Quarter and Full-Year Results
For the quarter ended Oct. 31, 2025, Toll Brothers recorded home-sales revenue of $3.4 billion on 3,443 units. Net income was $447 million, with diluted earnings per share of $4.58. Home-sales gross margin stood at 25.5%, while adjusted home-sales gross margin, excluding interest and write-downs, was 27.1%. Income from operations totaled $564 million, or 16.5% of total revenues.
Net signed contracts reached $2.5 billion on 2,598 units, averaging about six signed contracts per community. The quarter-end backlog was $5.5 billion across 4,647 units. Cancellations accounted for 4.3% of the beginning-quarter backlog and 8.3% of signed contracts during the period.
For the full year ended Oct. 31, 2025, home-sales revenue rose to $10.8 billion on 11,292 units. Net income totaled $1.4 billion, with diluted EPS of $13.49 and an adjusted home-sales gross margin of 27.3%.
Guidance and Capital Position
Toll Brothers forecast full-year FY 2026 deliveries of 10,300 to 10,700 units, with an average delivered price between $970,000 and $990,000. The company expects an adjusted home-sales gross margin of 26.0% and selling, general, and administrative expenses (SG&A) at 10.3% of home-sales revenues.
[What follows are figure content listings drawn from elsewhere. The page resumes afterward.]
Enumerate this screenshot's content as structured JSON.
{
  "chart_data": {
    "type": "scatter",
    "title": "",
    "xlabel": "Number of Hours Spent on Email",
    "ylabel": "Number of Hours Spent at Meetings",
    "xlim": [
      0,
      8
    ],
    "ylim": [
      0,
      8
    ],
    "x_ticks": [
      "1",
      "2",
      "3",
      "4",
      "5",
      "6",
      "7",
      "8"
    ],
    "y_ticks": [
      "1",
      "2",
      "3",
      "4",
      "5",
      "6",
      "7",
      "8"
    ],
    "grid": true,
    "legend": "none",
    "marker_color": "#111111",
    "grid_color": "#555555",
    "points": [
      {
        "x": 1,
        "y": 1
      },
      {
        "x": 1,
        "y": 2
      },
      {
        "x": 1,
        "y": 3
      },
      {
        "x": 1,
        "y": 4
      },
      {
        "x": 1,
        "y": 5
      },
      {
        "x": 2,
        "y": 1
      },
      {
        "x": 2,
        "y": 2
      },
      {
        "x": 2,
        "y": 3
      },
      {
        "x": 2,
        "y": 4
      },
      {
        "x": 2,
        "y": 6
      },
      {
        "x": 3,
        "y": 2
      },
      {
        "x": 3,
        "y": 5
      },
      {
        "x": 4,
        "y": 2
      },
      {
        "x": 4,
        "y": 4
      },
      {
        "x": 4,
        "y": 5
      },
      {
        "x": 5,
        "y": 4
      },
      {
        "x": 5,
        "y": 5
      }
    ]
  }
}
It anticipates ending the year with 480 to 490 communities, other income of $130 million, and a tax rate of 25.5%. First-quarter deliveries are projected at 1,800 to 1,900 units, with an adjusted home-sales gross margin of 26.3%.
Management attributed the cautious outlook to weaker order trends and a smaller backlog, citing soft demand across many markets.
At Oct. 31, 2025, the company held $1.3 billion in cash and cash equivalents. Availability under its senior unsecured revolving credit facility was $2.2 billion of a $2.4 billion total. Net debt-to-capital (non-GAAP) stood at 15.3%. Toll Brothers returned approximately $750 million to shareholders in FY 2025 through share repurchases and dividends. In Q4, it repurchased about 1.8 million shares for $249 million at an average price of $139.39 and paid a quarterly dividend of $0.25 per share on Oct. 24, 2025.